If you hear about an estate sale or liquidation, you may be quite excited—it could be your chance to pick up some valuable antiques for a very good price, especially if no one there knows the true value of the items. In fact, some people seek out antique liquidation sales to purchase items for next to nothing and then sell them online at a higher price, making a nice profit for very little work. But that’s not always the case. Sometimes, it seems like the liquidators have set the prices so high that you’re the one getting gouged. How can you avoid that? Here are a few tips.
Know What You’re Looking For
Many antique liquidators are betting on impulse buys. They know the people who come to their sales aren’t looking for anything specific.
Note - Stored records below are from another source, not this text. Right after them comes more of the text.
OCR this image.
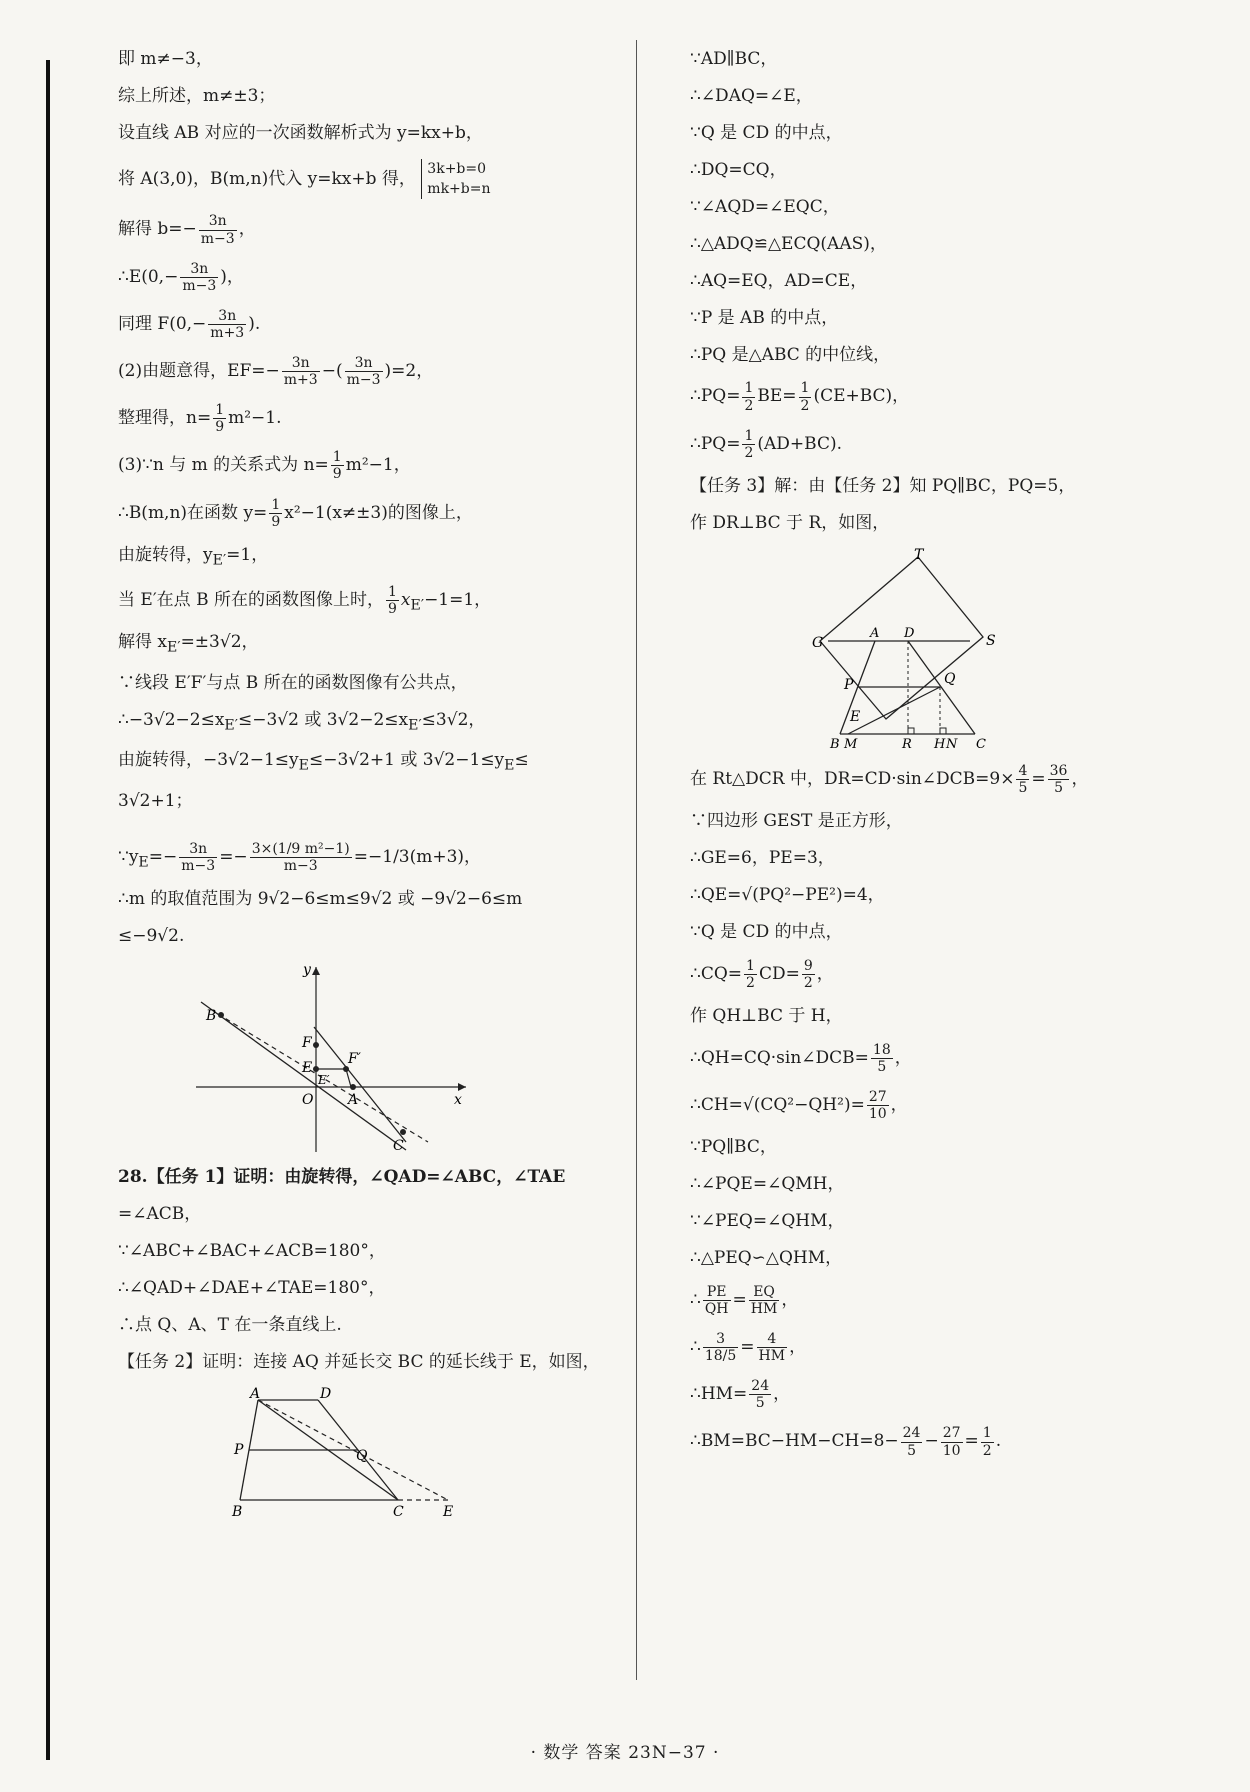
即 m≠−3，
综上所述，m≠±3；
设直线 AB 对应的一次函数解析式为 y=kx+b，
将 A(3,0)，B(m,n)代入 y=kx+b 得， 3k+b=0
mk+b=n
解得 $b=- \frac{3n}{m-3}$ ，
∴E(0,− $\frac{3n}{m-3}$ )，
同理 $F(0,- \frac{3n}{m+3}$ ).
(2)由题意得，$EF=- \frac{3n}{m+3}$ −( $\frac{3n}{m-3} )=2$，
整理得，$n= \frac{1}{9} m^2-1$.
(3)∵n 与 m 的关系式为 $n= \frac{1}{9} m^2-1$，
∴B(m,n)在函数 $y= \frac{1}{9} x^2-1(x\ne\pm 3)$的图像上，
由旋转得，$y_{E'}=1$，
当 E′在点 B 所在的函数图像上时， $\frac{1}{9} x_{E'}-1=1$，
解得 $x_{E'}=\pm 3√2$，
∵线段 E′F′与点 B 所在的函数图像有公共点，
$\therefore-3√2-2\le x_{E'}\le-3√2$ 或 $3√2-2\le x_{E'}\le 3√2$，
由旋转得，$-3√2-1\le y_E\le-3√2+1$ 或 $3√2-1\le y_E\le$
3√2+1；
$\because y_E=- \frac{3n}{m-3} =- \frac{\text{3×(1/9 m²−1)}}{m-3} =-1/3(m+3)$，
∴m 的取值范围为 9√2−6≤m≤9√2 或 −9√2−6≤m
≤−9√2.
y
x
O A
B
C
E
E′
F
F′
28.【任务 1】证明：由旋转得，∠QAD=∠ABC，∠TAE
=∠ACB，
∵∠ABC+∠BAC+∠ACB=180°，
∴∠QAD+∠DAE+∠TAE=180°，
∴点 Q、A、T 在一条直线上.
【任务 2】证明：连接 AQ 并延长交 BC 的延长线于 E，如图，
A	D
P	Q
B	C	E
∵AD∥BC，
∴∠DAQ=∠E，
∵Q 是 CD 的中点，
∴DQ=CQ，
∵∠AQD=∠EQC，
∴△ADQ≌△ECQ(AAS)，
∴AQ=EQ，AD=CE，
∵P 是 AB 的中点，
∴PQ 是△ABC 的中位线，
∴PQ= $\frac{1}{2} BE= \frac{1}{2} (CE+BC)$，
∴PQ= $\frac{1}{2} (AD+BC)$.
【任务 3】解：由【任务 2】知 PQ∥BC，PQ=5，
作 DR⊥BC 于 R，如图，
T
G
A D	S
P	Q
E
B M	R H N C
在 Rt△DCR 中，DR=CD·sin∠DCB=9× $\frac{4}{5} = \frac{36}{5}$ ，
∵四边形 GEST 是正方形，
∴GE=6，PE=3，
∴QE=√(PQ²−PE²)=4，
∵Q 是 CD 的中点，
∴CQ= $\frac{1}{2} CD= \frac{9}{2}$ ，
作 QH⊥BC 于 H，
∴QH=CQ·sin∠DCB= $\frac{18}{5}$ ，
∴CH=√(CQ²−QH²)= $\frac{27}{10}$ ，
∵PQ∥BC，
∴∠PQE=∠QMH，
∵∠PEQ=∠QHM，
∴△PEQ∽△QHM，
∴ $\frac{PE}{QH} = \frac{EQ}{HM}$ ，
∴ $\frac{3}{18/5} = \frac{4}{HM}$ ，
∴HM= $\frac{24}{5}$ ，
∴BM=BC−HM−CH=8− $\frac{24}{5} - \frac{27}{10} = \frac{1}{2}$ .
· 数学 答案 23N−37 ·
Instead, they’re just there to browse the discounts and pick up what they can at a bargain price. They don’t expect you to browse through what they’re offering and walk away if you don’t see certain things. They hope you get dazzled by all the offerings and pick out things that look like bargains, even if they’re actually not.
Know What’s Valuable and What’s Hot
Of course, you may see something at the sale that you weren’t really looking for but is simply too good to pass up. If you’re shopping to sell your purchases later, you need to know what’s truly valuable and what’s really hot right now. By doing a little research, you’ll know what your customers want so you can walk into an antique liquidation service sale with a shopping list. You may not find everything (or anything), but you’ll know what you should invest in. You may still find the prices higher than you’d want to pay (these services do their homework, too), but you’ll know what you can easily sell and what you can’t.
Go as Soon as Possible
Some liquidation sales last for several days if it’s a private estate or weeks if it’s a store or antique service. The earlier you can go, the better selection you’ll have. However, prices are likely to be higher earlier in the sale. If you want to really look at the bargains and maybe even haggle a bit, go on the afternoon of the last day. In most cases, the estate appraisal & liquidation service gets a percentage of the sales, and they’re going to want to make as much as possible before they start dropping prices.
Be Certain to Carefully Look Over the Entire Item
It’s not uncommon for small scratches, dents, or other damage to be overlooked or even ignored by the service hosting the sale. If you find imperfections or damage, bring it to the attention of one of the attendants there. It’s likely you’ll be able to negotiate the price down. Of course, you may not be able to sell the piece for what you’d like if you can’t repair it. It helps to know whatyou can and cannot fix, too, so you know whether or not to even try getting a discount on the item.